Although the causes of fibroid growth are not clearly understood, it is suspected that each fibroid growth originates from a rogue muscle cell in the uterus. This rogue muscle cell then multiplies very quickly with the help of estrogen.
Pre-menopausal women are at the highest risk of developing fibroids due to their long term exposure to estrogen, however, it is also known that this risk is halved in women who have at least given birth to two live born infants.
Women suffering with fibroids may either have no symptoms, mild symptoms, or severe symptoms necessitating surgery. The predominant symptom of uterine fibroids is heavy and prolonged menstrual bleeding. Other symptoms include bleeding between periods, pelvic pain, low back pain and painful intercourse.

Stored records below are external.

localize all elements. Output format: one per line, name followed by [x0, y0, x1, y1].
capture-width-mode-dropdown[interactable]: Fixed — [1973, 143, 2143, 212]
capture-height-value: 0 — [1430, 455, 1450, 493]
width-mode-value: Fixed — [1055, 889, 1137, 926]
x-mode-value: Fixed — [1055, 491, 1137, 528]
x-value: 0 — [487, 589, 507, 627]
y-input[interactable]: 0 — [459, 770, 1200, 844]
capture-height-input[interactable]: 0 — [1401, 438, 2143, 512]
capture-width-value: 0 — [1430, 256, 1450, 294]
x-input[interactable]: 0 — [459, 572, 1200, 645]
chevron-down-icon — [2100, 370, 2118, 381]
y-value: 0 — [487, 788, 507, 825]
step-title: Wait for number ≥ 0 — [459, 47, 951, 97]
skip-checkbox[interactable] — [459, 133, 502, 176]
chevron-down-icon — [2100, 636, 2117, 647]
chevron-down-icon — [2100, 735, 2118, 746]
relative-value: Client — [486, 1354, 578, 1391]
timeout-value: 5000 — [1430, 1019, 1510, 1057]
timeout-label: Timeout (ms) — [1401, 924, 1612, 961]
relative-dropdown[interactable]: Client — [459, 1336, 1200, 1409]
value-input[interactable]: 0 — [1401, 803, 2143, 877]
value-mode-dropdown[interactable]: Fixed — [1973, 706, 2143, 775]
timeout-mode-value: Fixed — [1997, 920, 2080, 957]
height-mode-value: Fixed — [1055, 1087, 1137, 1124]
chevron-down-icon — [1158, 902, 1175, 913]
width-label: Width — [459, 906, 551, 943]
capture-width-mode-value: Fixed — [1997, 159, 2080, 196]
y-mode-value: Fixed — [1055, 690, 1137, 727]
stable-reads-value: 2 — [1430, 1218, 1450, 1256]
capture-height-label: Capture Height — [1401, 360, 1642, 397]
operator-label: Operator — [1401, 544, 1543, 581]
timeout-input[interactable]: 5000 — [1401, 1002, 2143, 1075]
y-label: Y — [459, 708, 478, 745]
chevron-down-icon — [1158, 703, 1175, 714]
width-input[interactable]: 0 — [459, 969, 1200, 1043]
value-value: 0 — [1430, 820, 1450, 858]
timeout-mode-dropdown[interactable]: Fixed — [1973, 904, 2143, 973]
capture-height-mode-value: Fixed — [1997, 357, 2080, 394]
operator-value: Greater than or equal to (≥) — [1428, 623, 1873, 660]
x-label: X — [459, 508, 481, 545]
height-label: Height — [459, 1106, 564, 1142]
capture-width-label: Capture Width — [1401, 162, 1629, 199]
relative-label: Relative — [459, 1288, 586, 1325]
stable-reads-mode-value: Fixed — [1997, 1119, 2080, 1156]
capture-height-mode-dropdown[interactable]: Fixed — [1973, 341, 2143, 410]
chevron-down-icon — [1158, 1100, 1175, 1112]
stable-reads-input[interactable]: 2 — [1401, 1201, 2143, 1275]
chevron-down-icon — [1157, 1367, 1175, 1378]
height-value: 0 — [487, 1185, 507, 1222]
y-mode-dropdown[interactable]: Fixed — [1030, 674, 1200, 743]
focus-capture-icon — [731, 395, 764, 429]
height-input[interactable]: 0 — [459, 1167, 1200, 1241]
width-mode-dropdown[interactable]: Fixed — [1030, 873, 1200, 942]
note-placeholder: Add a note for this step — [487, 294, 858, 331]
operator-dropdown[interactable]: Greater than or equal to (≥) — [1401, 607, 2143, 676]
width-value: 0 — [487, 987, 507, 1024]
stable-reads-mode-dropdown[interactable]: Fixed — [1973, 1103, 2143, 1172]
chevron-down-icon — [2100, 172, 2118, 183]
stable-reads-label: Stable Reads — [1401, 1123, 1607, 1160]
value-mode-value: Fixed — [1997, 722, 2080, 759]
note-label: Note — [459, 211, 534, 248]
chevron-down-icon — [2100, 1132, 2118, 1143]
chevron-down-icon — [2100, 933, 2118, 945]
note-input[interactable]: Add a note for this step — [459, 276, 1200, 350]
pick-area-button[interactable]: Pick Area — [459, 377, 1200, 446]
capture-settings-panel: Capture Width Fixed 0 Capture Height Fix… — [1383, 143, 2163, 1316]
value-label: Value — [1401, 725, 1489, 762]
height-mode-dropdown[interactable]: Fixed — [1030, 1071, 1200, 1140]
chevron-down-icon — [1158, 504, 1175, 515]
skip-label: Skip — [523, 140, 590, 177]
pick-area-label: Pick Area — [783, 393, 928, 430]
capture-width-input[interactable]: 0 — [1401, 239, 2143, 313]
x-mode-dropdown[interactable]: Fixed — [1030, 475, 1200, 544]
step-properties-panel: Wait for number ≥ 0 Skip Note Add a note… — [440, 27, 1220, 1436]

- Physical examination by your doctor
- Ultrasound scan
- CT / MRI scan may be required
Fibroids can shrink or stop growing with hormonal medication, so initially conservative treatment is done with monitoring at regular intervals. If these conservative measures fail and the symptoms fail to subside, then surgical intervention becomes necessary to remove the fibroid. In case the woman is of childbearing age, the intervention is limited to removing the fibroid in order to preserve fertility. However, if the woman has achieved menopause, then surgery can include removal of the entire uterus (hysterectomy).
A new method is used nowadays called uterine artery embolization which is a minimally invasive procedure which requires a very small incision. This method works by blocking (embolising) the blood supply to the fibroid thus shrinking it.